The IMU sensors can be used when you are indoors and/or GPS isn't available, and can help improve the accuracy of GPS information when you are outdoors.
Here's the patent:
Walking stick with IMU
Invented by Daniel Jason Ratner and Russell Leigh Smith
Assigned to Google
United States Patent 8,467,674
Granted June 18, 2013
Filed: September 21, 2011
An elongated member is provided with one or more imaging sensors, location sensors, and a switch in its bottom end. For example, in an embodiment the elongated member may be a walking stick and the one or more imaging sensors may be one or more cameras Such a walking stick takes pictures of its surrounding environment and keeps records of its location when the switch touches the ground, so that the pictures and location information can be used to create a virtual simulation of the area that a user of the walking stick has walked through.
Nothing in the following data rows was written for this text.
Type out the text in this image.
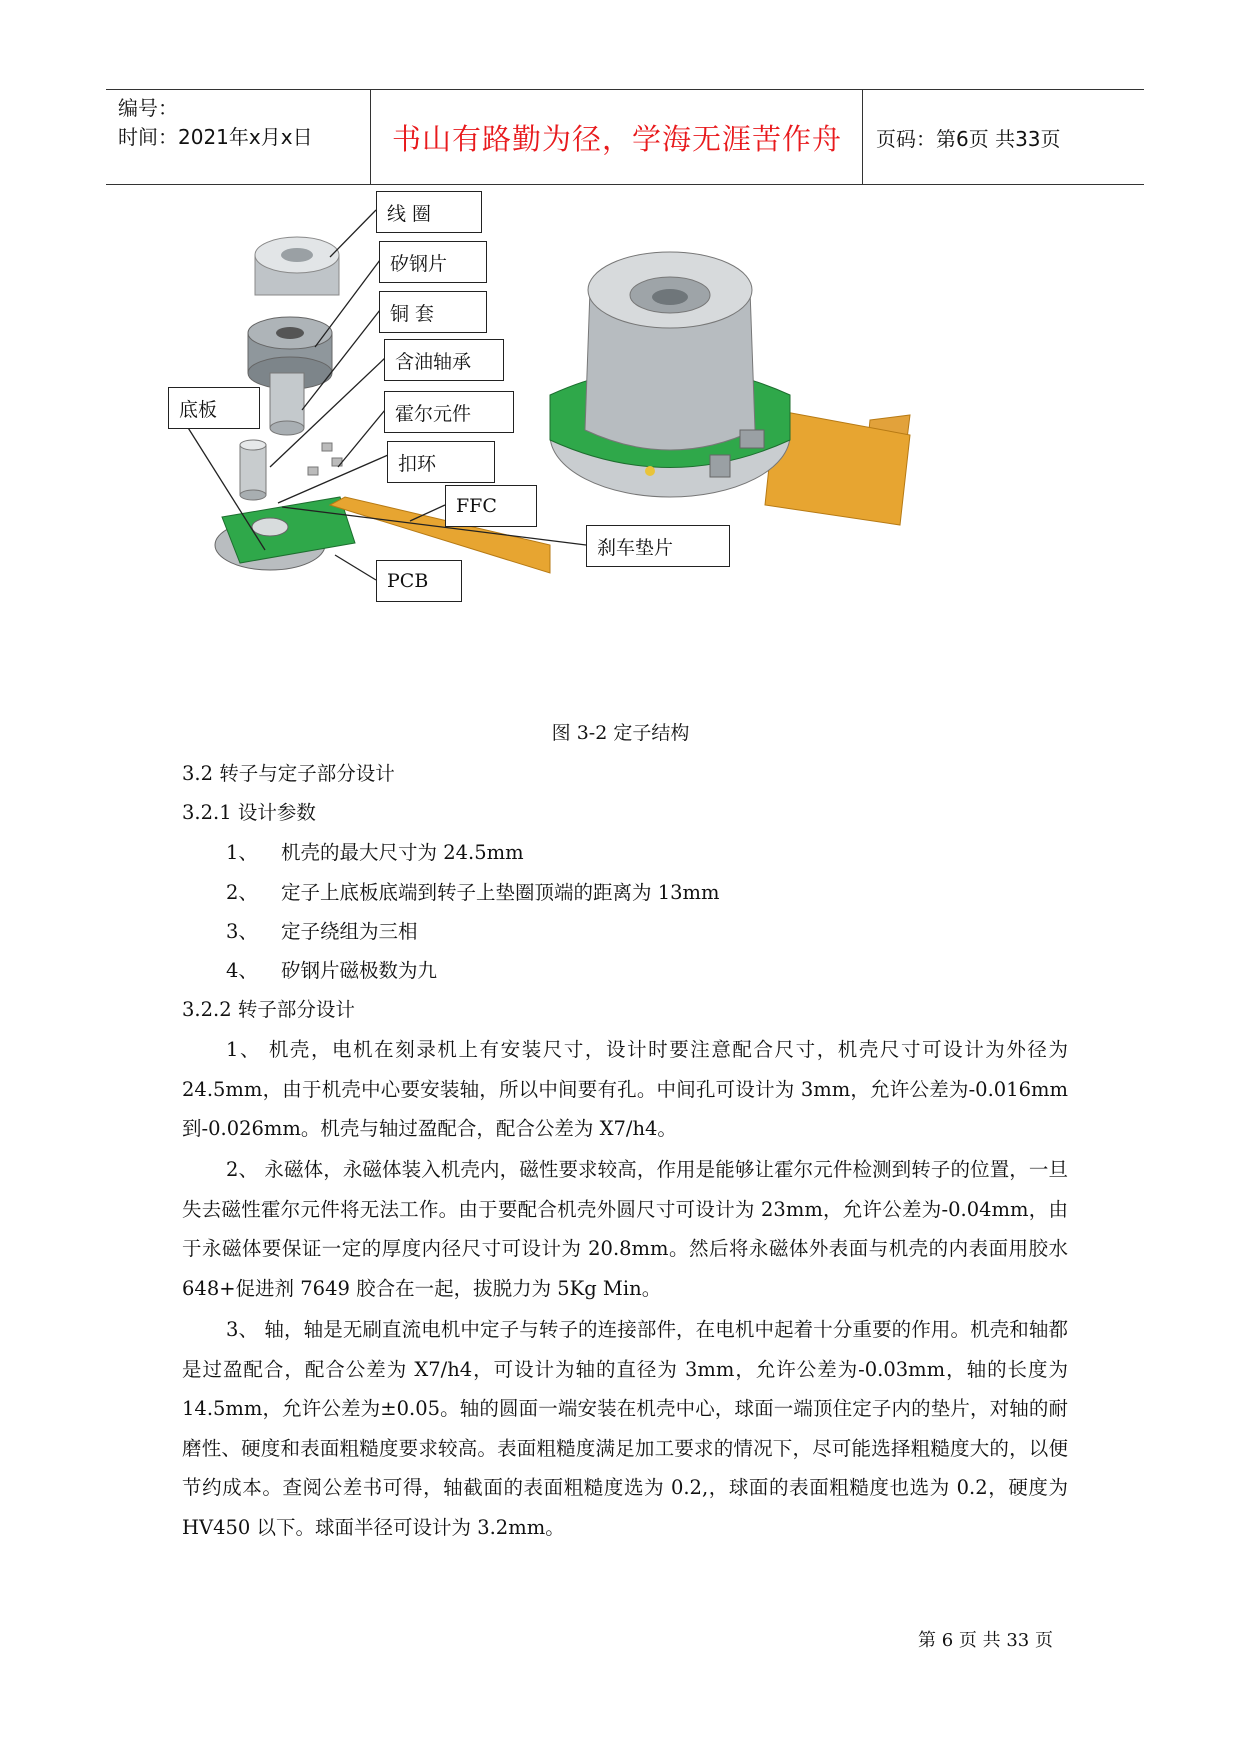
编号：
时间：2021年x月x日	书山有路勤为径，学海无涯苦作舟	页码：第6页 共33页
线 圈
矽钢片
铜 套
含油轴承
霍尔元件
扣环
底板
FFC
刹车垫片
PCB
图 3-2 定子结构
3.2 转子与定子部分设计
3.2.1 设计参数
1、 机壳的最大尺寸为 24.5mm
2、 定子上底板底端到转子上垫圈顶端的距离为 13mm
3、 定子绕组为三相
4、 矽钢片磁极数为九
3.2.2 转子部分设计
1、 机壳，电机在刻录机上有安装尺寸，设计时要注意配合尺寸，机壳尺寸可设计为外径为 24.5mm，由于机壳中心要安装轴，所以中间要有孔。中间孔可设计为 3mm，允许公差为-0.016mm 到-0.026mm。机壳与轴过盈配合，配合公差为 X7/h4。
2、 永磁体，永磁体装入机壳内，磁性要求较高，作用是能够让霍尔元件检测到转子的位置，一旦失去磁性霍尔元件将无法工作。由于要配合机壳外圆尺寸可设计为 23mm，允许公差为-0.04mm，由于永磁体要保证一定的厚度内径尺寸可设计为 20.8mm。然后将永磁体外表面与机壳的内表面用胶水 648+促进剂 7649 胶合在一起，拔脱力为 5Kg Min。
3、 轴，轴是无刷直流电机中定子与转子的连接部件，在电机中起着十分重要的作用。机壳和轴都是过盈配合，配合公差为 X7/h4，可设计为轴的直径为 3mm，允许公差为-0.03mm，轴的长度为 14.5mm，允许公差为±0.05。轴的圆面一端安装在机壳中心，球面一端顶住定子内的垫片，对轴的耐磨性、硬度和表面粗糙度要求较高。表面粗糙度满足加工要求的情况下，尽可能选择粗糙度大的，以便节约成本。查阅公差书可得，轴截面的表面粗糙度选为 0.2,，球面的表面粗糙度也选为 0.2，硬度为 HV450 以下。球面半径可设计为 3.2mm。
第 6 页 共 33 页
The images from the patent show a traditional looking camera at the top of the stick, but the patent mentions that other types of imaging sensors could be used as well.
The patent concludes by telling us that while this walking stick device could supply a stream of photos, those could be stitched together virtually to create a video as well.
Such a method of operation is advantageous in that it provides a stable base for the one or more cameras by causing the walking stick to act as a monopod. Moreover, because users will generally have fairly regular strides, pictures of the surroundings of the area surrounding the walking stick will be taken at regular intervals.
This provides for acquiring data which is appropriate for a virtual simulation the environment of the walking stick, because the image data can be transformed and combined to yield an interactive simulation of the environment of the walking stick.
Furthermore, time stamps and location information from a GPS or IMU can improve the quality of the virtual environment data still further, by aiding virtual environment application 240 in combining the pieces of image data into a virtual environment visualization.
When I saw the title to this patent, I was actually taken a little aback with the low tech nature of the invention. But when we start thinking about all of the ways that Google may gather information in the world around us, from Streetview cars, trykes, snowmobiles, backpack cameras, boats, submarines, self-driving cars, Google Glass, and more, it's probably not surprising to see them cover another method that might seem to be much more low key.
Just as Googlebot crawls the World Wide Web, Google is finding new ways to capture and collect information from the world around us.
Given that people from Google engage in activities such as Climbing Mt. Kilimanjaro, maybe it shouldn't have come as a surprise that Google patented a walking stick. Especially one with sensors in it.